What those vintage photographs don’t show is the vibrant community that has evolved within Cubberley’s walls since 1990, under the City of Palo Alto’s lease of the campus from the Palo Alto School District.
The 35-acre center provides space to about 130 community groups and artists. On any given day, the campus is bustling with everything from after-school programs and sports games to dance lessons and music classes.
Slideshow: The Groups at Cubberley
Artist Servane Briand specializes in book art and printmaking in the space she leases with another artist, one of 24 art studios at Cubberley.
Most of her work has a natural twist to it: She uses beeswax as a coating and painting tool and works frequently in solar etching, in which she exposes a drawing to the sun on a polymer plate and then develops her etching using a traditional process.
Before moving to Cubberley three years ago, Briand worked in her bedroom.
“Cubberley has allowed me to work on bigger scale, to do projects that are more sophisticated,” she said, “partly because of the space, because you can lift things around and manipulate more, partly because I can have equipment, which I couldn’t have in my bedroom.”
Sharing a space also has provided her the opportunity to collaborate with her studio partner, she added.
“We acquire and share equipment and then inspire and influence each other, so that’s also been very good,” Briand said.
For Palo Alto Vineyard Church, one of three churches operating at Cubberley, the need for more space is what initially prompted the organization to move from its home at Mitchell Park Community Center 30 years ago.
Lead Pastor Susan Van Riesen said the church has gained much more than just space since relocating to Cubberley.
“A number of years ago, when they still had a number of homeless folks living at Cubberley, a lot of those folks came to our services. Some of them are still a part of our community. It has enabled us to be a more diverse congregation,” Van Riesen said.
Lori Rock, instructor and host for the weekly Senior Friendship Day program, which provides seniors the opportunity to socialize, have lunch and participate in language-learning classes, line-dancing and an exercise class operated by Stanford University, said her program also has benefited since moving from Lucie Stern Community Center to Cubberley in search of more space four years ago.
The program has gained more space, more parking spots and better access to public transportation — things that have attracted more program participants, she said.

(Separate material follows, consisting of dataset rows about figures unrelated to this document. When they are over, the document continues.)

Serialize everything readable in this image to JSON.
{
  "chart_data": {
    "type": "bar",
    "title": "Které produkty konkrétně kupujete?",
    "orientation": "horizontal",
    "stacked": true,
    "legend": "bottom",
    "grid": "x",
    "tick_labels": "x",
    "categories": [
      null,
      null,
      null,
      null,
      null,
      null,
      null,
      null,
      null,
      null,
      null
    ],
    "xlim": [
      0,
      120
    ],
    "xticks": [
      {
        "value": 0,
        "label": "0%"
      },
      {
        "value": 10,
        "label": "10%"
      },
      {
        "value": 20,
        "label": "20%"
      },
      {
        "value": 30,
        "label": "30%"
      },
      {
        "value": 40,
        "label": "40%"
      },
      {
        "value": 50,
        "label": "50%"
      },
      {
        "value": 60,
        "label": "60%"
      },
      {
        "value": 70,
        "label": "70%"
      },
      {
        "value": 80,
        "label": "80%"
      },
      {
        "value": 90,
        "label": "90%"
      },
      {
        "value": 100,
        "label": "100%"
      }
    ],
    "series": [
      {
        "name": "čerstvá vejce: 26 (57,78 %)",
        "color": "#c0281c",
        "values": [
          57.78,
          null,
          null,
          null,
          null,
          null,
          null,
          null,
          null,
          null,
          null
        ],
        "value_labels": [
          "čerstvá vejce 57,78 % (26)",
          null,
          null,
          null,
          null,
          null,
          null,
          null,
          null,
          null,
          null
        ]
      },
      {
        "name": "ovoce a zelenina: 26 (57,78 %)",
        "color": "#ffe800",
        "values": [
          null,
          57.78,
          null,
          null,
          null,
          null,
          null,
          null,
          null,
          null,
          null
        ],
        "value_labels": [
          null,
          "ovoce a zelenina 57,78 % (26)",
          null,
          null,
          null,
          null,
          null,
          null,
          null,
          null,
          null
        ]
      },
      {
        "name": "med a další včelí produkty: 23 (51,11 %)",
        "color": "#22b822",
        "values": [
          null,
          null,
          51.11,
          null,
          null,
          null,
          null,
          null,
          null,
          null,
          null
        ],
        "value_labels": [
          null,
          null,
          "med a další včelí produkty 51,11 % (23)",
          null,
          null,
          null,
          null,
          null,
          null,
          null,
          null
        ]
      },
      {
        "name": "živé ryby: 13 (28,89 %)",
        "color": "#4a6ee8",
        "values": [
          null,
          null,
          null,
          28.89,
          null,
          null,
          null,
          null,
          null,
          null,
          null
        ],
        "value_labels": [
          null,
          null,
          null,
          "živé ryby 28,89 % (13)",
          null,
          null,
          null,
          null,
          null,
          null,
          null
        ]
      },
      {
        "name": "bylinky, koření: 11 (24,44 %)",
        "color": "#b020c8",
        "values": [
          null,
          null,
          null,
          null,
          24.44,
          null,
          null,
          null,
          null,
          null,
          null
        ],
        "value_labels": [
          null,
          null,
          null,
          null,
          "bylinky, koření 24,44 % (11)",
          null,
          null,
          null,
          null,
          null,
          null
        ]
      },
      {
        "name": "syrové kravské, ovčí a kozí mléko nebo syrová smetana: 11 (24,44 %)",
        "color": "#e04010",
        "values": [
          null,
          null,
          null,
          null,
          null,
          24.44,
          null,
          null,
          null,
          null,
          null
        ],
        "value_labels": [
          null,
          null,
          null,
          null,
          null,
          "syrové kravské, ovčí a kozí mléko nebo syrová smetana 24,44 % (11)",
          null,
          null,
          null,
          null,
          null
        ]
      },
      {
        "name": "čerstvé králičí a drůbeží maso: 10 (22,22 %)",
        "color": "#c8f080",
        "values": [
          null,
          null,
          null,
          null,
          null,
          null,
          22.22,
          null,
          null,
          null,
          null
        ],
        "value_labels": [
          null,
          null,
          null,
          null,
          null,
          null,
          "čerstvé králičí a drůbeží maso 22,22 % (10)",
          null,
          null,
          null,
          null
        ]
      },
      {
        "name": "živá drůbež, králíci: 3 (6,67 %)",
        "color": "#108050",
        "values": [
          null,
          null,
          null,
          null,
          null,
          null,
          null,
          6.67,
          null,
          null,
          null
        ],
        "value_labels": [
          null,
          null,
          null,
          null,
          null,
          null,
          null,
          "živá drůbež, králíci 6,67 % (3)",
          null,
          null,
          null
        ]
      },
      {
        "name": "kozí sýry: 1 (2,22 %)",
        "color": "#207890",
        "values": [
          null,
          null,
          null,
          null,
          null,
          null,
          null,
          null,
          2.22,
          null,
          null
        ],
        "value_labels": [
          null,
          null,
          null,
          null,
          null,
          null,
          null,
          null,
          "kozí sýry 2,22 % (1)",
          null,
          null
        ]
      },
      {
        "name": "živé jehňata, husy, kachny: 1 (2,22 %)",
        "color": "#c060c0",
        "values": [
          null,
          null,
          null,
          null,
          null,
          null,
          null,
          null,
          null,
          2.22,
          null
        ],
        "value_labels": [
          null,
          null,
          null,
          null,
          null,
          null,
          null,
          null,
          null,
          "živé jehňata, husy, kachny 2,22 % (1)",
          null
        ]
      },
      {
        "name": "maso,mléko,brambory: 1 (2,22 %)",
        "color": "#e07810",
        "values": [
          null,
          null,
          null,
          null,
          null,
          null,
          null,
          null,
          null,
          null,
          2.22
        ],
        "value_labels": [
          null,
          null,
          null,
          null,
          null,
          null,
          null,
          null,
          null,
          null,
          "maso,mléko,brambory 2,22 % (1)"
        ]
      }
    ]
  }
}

Ollia Yenikomshian, executive director of the oldest program at Cubberley — the nonprofit Children’s Pre-school Center — called Cubberley a “hub for nonprofits.” Since its founding three decades ago, the preschool has operated in the same location on campus thanks to a rental stipend from the City. Yenikomshian said that under a city provision, nonprofits qualify for reduced rent, which has helped organizations that otherwise would not likely be able to find an affordable space in the community to provide services.
The future of these programs, however, is uncertain as the Palo Alto Unified School District prepares for the possible reopening of the school grounds if needed in the coming years. The City and school district have been working to approve a joint-use master plan by 2020 with the potential to accommodate community services as well as a new school. In June, the city’s Policy and Services Committee voted to support moving ahead with a request for proposal for a consultant, which will be voted on by the Palo Alto City Council in September.
Slideshow: The Geometry of Cubberley
Mike Cobb, former mayor and head of the Cubberley Community Advisory Committee, said he is skeptical about whether the property can accommodate both civic and school uses.
The City, however, cannot afford to not have Cubberley, he added.
“It provides services that Lucie Stern (Community Center) can’t provide, that Mitchell Park doesn’t provide. It’s a really irreplaceable resource in terms of providing resources to the community.”